Açık Bankacılık, bankaların sunmuş olduğu API’ler üzerinden izinli olarak verilerin paylaşılması vasıtasıyla üçüncü parti kurumların finansal hizmetler geliştirebilmesi anlamına gelir.
Açık Bankacılığın Gelişimi
Fintechlerin gelişimiyle beraber, çeşitli düzenlemelerle beraber bu girişimlerin resmi bir nitelik kazanması mecburi hale gelmiştir.

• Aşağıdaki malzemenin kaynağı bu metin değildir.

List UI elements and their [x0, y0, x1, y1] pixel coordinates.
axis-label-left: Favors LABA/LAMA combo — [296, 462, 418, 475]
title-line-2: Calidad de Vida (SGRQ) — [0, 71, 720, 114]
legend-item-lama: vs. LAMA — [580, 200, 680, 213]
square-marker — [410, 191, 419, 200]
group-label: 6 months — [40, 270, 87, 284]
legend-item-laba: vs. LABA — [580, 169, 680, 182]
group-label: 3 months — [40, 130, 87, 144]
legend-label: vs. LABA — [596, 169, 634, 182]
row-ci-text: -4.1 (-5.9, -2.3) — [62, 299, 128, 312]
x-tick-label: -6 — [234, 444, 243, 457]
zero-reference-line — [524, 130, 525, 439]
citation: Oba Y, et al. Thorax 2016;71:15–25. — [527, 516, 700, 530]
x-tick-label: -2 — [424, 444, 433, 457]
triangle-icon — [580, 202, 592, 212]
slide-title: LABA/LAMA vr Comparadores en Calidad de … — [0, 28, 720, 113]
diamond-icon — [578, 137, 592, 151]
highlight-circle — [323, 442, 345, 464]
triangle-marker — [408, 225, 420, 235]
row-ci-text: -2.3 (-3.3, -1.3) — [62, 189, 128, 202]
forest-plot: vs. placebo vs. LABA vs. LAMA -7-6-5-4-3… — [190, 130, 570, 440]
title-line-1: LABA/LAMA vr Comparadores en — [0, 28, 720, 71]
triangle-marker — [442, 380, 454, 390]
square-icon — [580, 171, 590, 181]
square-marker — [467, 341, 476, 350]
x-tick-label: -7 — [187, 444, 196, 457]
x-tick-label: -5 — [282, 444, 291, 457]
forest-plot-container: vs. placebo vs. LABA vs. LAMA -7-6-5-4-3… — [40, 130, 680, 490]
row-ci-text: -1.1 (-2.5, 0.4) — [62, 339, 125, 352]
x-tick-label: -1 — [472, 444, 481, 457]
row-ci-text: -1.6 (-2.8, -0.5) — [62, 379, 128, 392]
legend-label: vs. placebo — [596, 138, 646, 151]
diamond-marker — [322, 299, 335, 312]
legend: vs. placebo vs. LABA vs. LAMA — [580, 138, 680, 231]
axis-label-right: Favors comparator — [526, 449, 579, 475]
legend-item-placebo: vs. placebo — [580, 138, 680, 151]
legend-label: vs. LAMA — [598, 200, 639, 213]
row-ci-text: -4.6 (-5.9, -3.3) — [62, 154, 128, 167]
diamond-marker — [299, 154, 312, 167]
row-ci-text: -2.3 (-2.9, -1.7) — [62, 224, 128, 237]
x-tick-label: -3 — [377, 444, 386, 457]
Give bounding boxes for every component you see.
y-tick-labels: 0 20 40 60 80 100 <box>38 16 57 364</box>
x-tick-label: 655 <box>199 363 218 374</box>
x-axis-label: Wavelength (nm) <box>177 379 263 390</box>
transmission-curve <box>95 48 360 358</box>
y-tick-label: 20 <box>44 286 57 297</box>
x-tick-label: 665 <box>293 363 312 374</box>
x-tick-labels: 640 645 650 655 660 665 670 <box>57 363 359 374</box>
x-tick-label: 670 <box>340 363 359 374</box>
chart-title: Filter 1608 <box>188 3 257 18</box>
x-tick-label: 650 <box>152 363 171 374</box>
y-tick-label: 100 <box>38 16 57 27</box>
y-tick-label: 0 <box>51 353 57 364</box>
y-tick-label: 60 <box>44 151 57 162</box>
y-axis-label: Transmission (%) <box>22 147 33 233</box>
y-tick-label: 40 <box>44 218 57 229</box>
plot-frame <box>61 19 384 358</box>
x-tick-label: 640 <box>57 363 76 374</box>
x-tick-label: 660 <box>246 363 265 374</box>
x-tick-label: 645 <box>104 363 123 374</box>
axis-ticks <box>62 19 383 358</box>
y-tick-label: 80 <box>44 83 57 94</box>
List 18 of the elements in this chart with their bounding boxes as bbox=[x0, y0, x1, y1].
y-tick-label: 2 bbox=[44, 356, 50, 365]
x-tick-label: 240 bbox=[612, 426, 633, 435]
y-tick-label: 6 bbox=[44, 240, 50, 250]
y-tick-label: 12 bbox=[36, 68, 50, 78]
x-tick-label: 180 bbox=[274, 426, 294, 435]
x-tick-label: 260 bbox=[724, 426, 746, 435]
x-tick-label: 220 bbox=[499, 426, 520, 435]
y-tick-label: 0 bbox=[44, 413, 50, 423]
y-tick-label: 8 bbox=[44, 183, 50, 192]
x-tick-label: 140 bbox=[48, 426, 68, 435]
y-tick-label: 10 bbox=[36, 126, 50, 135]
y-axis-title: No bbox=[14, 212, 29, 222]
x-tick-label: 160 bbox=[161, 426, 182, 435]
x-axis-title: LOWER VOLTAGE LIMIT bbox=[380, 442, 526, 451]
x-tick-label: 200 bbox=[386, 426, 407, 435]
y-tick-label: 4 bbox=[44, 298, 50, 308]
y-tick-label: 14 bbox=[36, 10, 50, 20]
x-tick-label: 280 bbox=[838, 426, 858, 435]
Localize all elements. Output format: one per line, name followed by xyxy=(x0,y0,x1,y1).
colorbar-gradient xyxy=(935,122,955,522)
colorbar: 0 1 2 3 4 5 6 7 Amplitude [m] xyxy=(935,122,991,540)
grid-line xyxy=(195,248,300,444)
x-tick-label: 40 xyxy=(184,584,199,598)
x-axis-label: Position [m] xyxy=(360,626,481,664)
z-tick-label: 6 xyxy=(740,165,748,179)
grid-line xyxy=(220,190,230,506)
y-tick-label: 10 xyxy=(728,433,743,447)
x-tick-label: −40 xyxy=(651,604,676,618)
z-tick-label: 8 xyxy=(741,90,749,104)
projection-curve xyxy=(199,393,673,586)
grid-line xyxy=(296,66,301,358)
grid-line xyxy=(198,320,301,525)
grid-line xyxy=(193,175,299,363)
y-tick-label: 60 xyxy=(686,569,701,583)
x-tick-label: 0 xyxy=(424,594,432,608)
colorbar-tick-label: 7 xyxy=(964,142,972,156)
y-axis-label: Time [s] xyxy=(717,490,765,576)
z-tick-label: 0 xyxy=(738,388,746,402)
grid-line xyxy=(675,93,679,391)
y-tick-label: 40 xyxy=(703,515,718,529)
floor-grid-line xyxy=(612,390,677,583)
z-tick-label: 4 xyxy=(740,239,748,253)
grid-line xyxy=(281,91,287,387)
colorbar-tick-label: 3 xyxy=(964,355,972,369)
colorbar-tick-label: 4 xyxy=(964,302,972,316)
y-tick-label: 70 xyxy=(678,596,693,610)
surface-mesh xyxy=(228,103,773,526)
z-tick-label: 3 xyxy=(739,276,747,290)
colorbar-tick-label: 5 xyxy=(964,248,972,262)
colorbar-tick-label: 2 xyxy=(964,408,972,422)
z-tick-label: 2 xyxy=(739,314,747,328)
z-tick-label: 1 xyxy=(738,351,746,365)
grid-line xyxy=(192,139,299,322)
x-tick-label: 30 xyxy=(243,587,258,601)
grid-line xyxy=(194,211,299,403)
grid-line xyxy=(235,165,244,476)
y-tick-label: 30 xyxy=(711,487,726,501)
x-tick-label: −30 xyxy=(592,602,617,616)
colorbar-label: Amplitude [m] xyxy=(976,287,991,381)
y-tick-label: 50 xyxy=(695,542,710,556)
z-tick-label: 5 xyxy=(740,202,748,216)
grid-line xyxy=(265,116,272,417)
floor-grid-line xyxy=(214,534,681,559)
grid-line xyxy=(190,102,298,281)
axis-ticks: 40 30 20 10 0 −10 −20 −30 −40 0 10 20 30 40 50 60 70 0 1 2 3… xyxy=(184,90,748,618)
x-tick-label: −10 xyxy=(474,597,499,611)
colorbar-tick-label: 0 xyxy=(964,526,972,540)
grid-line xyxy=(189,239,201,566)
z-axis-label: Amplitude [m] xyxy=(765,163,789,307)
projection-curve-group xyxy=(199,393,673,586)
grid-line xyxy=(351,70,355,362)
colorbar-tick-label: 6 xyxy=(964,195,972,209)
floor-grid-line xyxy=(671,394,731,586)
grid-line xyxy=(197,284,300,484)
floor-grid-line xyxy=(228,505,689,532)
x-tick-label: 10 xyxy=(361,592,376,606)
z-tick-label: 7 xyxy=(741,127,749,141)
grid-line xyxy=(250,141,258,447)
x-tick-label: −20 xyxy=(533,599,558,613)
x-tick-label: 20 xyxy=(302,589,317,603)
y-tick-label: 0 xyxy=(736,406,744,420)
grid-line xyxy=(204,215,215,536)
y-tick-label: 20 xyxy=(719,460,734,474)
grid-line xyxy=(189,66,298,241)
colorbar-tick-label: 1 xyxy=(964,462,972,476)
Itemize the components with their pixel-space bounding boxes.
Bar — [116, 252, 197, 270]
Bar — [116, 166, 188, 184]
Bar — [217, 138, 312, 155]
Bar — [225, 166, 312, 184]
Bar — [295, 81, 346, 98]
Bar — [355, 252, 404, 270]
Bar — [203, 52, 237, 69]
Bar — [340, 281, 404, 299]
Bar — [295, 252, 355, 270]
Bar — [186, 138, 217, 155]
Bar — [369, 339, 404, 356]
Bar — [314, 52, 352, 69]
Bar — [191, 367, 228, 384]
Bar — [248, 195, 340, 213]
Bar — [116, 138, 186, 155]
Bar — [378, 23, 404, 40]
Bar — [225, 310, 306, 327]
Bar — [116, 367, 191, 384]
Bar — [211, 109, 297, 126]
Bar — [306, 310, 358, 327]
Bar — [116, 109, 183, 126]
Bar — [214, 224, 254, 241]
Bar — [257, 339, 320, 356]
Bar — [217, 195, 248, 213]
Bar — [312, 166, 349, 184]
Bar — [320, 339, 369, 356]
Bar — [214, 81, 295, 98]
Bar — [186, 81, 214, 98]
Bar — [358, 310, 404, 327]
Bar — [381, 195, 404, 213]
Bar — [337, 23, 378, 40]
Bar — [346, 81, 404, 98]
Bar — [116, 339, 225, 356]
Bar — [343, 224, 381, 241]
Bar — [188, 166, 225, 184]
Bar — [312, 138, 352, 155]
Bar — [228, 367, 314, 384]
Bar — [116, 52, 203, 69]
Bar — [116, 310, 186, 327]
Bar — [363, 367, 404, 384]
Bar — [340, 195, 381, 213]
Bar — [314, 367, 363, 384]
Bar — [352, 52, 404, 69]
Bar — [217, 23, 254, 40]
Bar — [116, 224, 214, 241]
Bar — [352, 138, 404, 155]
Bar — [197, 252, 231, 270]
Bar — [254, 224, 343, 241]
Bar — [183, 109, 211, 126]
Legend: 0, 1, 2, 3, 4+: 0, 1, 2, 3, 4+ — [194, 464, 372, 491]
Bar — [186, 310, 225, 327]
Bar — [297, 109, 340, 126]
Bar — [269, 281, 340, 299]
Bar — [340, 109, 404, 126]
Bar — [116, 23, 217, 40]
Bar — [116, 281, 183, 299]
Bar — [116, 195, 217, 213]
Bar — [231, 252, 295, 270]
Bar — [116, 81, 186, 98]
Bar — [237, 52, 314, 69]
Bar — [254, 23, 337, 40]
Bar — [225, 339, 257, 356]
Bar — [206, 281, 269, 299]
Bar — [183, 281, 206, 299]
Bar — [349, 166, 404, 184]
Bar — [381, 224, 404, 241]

Bu noktada ilk olarak AB, 2007 yılında ilk Ödeme Sistemleri Kanunu(Payment Services Directive) olarak isimlendirilen bir düzenlemeyi
sundu ve 2009 yılında hayata geçirdi. PSD olarak da isimlendirilen bu düzenleme ile birlik ülkeleri arasında verimli, hızlı, güvenli
ve rekabetçi bir ödeme piyasası geliştirmek hedeflendi.
PSD’den 6 sene sonra Avrupa Birliği Resmi Gazetesi’nde yayınlanan ve 12 Ocak 2016 tarihinde yürürlüğe giren
PSD2 ile de ‘Açık Bankacılık’ kavramı AB sınırları içerisinde bir insiyatif olmaktan çıkartılıp, çerçevesi
kanunlar ile belirlenen bir mecburiyet haline getirmek amaçlandı.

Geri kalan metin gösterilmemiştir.